Sbagliano, i 5 Stelle, ad avercela con Eugenio Scalfari. Ieri il venerabile fondatore di Repubblica è stato encomiabile nel portare voti al M5S e al “No”. Di fronte a un Alessandro Di Battista che si era preparato per giorni davanti allo specchio per stare calmo e ostentare rispetto nei confronti di un intellettuale, per evitare così il rischio di apparire “il giovane arrogante che non ha rispetto del vecchio maestro”, Scalfari ha condensato in mezz’ora tutti gli stereotipi, i sentito dire e le falsità sui 5 Stelle. In più, seraficamente, ha detto che scrive e telefona di continuo a Renzi per esortarlo a togliere il ballottaggio dall’Italicum, perché altrimenti vincono i grillini e l’Italia muore. Alè. Si è anche intuito che Renzi sia d’accordo con questa idea così illuminata di democrazia, secondo cui sei democratico se operi per far vincere il Pd e sei un criminale se il Pd (a causa peraltro di una legge che si era scritto da solo per far fuori il M5S) perde.
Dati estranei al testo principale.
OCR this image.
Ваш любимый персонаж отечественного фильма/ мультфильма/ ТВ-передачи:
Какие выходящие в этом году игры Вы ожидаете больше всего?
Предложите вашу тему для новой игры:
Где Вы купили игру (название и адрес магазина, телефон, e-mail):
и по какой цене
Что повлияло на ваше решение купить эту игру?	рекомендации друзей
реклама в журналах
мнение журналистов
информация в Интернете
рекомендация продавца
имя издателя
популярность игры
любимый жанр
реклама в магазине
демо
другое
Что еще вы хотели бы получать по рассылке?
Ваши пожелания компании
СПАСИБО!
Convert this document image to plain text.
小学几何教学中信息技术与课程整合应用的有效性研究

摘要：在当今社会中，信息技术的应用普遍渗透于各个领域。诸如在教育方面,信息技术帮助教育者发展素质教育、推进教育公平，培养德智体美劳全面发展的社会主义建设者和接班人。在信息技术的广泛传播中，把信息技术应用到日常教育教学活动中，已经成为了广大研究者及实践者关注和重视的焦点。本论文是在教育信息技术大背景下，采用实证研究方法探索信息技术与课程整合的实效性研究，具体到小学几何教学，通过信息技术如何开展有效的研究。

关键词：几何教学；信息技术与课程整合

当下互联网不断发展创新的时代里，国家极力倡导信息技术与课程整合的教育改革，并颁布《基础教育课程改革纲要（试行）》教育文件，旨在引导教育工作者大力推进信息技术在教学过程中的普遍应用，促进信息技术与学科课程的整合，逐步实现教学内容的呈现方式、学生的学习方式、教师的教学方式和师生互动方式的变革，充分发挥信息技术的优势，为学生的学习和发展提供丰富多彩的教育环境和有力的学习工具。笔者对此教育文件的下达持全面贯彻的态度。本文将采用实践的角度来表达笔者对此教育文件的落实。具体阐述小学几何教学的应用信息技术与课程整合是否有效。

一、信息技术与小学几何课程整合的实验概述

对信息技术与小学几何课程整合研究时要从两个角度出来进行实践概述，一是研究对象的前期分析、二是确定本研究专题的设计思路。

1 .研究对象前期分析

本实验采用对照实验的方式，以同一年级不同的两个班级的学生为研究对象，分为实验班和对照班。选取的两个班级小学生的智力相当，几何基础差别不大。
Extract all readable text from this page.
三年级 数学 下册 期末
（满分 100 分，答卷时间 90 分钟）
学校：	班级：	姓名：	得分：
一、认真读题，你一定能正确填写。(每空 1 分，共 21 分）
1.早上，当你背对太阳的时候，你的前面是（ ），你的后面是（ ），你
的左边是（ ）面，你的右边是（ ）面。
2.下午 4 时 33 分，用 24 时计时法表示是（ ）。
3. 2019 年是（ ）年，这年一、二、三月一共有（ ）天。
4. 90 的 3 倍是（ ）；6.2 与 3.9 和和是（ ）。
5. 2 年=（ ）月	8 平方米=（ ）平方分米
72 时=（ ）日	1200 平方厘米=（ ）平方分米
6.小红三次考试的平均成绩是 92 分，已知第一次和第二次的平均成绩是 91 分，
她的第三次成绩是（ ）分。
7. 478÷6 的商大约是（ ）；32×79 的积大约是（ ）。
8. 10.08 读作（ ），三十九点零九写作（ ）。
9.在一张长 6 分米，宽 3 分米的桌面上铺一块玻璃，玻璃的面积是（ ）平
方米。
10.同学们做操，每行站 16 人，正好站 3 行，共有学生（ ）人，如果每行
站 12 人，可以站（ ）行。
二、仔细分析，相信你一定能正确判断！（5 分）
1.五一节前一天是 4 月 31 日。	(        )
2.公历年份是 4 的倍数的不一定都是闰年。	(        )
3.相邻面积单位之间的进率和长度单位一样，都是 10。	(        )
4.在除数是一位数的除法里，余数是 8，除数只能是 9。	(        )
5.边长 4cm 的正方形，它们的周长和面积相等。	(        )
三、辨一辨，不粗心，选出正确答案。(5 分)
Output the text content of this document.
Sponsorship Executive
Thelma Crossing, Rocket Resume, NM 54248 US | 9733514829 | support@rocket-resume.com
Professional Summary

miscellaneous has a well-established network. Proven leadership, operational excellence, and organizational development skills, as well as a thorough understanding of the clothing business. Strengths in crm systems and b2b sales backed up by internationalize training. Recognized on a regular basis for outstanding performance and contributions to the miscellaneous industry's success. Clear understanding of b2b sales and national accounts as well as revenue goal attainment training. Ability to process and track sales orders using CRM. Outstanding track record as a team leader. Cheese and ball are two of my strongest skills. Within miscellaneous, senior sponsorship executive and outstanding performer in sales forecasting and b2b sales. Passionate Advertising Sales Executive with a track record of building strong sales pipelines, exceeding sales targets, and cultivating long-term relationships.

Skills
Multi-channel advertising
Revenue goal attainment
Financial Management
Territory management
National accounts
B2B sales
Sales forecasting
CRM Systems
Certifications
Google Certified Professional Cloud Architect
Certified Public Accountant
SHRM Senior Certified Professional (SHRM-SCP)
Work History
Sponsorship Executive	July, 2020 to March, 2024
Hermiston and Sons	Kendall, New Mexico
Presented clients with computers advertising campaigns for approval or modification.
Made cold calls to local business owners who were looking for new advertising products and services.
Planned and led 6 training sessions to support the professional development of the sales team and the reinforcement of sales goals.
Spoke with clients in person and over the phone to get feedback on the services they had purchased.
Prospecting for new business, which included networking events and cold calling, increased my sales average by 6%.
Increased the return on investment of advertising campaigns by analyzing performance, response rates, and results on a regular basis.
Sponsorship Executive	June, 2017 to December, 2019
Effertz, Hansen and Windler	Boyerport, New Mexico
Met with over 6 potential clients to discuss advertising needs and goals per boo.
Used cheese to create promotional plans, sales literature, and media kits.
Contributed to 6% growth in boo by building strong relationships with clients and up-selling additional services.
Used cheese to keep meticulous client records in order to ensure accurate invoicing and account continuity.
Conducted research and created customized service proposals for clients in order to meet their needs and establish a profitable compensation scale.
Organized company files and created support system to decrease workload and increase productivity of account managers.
Scalfari, con la sua consueta velocità fantascientifica di esposizione, ha anche – seraficamente – detto che il Sì al referendum è una gran cosa, perché così facendo il nuovo Senato sarà in mano al Pd, che controlla già gran parte delle regioni: avere un Senato democraticamente eletto, lo capite bene, sarebbe davvero populista. Volgare. Per dirla coi salotti buoni di Largo Fochetti: “disdicevole”.

Mentre Di Battista continuava a guardarlo con un mix di “ti rispetto”, “che diavolo stai dicendo Willis” e “continua così che mi fai un gran favore”, Scalfari ha poi parlato delle guerre puniche, di quella volta che cenò con Vercingetorige e di quell’altra volta in cui giocò a bridge con Marx, esortandolo a mostrare Il Capitale a Napolitano prima di pubblicarlo per averne la sacra approvazione. Bei momenti.

Non sono mancati altri grandi sussulti. Ad esempio l’insulto – agile, in scioltezza – a quei milioni di stronzi che hanno votato e votano M5S (“Fate ridere”), la solita litania sul fatto che i 5 Stelle sono tutti comandati da “un comico ricco”, gli accenni a caso a Farage, l’Europa, la sinistra, la Calabria e i fantasmagorici giri “in bicicletta” compiuti per “un anno” da Di Battista. Scalfari, nella sua infinita democrazia, parlava ogni volta mezz’ora esigendo il silenzio, mentre non appena parlava Di Battista era solo “un gran parlatore” (cioè un parolaio) che si poteva tranquillamente interrompere (“Taccia e mi faccia parlare”). Un’altra prova del suo gran concetto di democrazia, più o meno così riassumibile: “Noi siamo i buoni e possiamo fare quello che ci pare, voi siete populisti deficienti quindi sukate”. Vamos.

Perla finale l’esortazione di Scalfari a Di Battista: “Perché non ha scelto la sinistra? Ad esempio Berlinguer?”. Forse perché Berlinguer è morto quando Di Battista aveva sei anni, e forse perché dopo Berlinguer la sinistra è diventata quel che è diventata. Fino a non diventare niente: cioè Renzi.

In neanche un’ora, Scalfari ha riassunto tutti i motivi per cui i renzini non toglieranno neanche mezzo voto ai grillini, casomai viceversa. I 5 Stelle dovrebbero proprio ringraziarlo. E secondo me, dopo la puntata, Di Battista l’ha fatto davvero.

P.S. Dopo Otto e mezzo, a Piazzapulita c’era la Boschi. In quel salotto, e in generale in tivù, non la si vedeva da un po’. E’ stata bravissima: 3,73% di share, ovvero la prova peggiore di un (ottimo) programma che quest’anno sta andando bene. Maria Elena, ormai, è una garanzia: quel che tocca, le somiglia.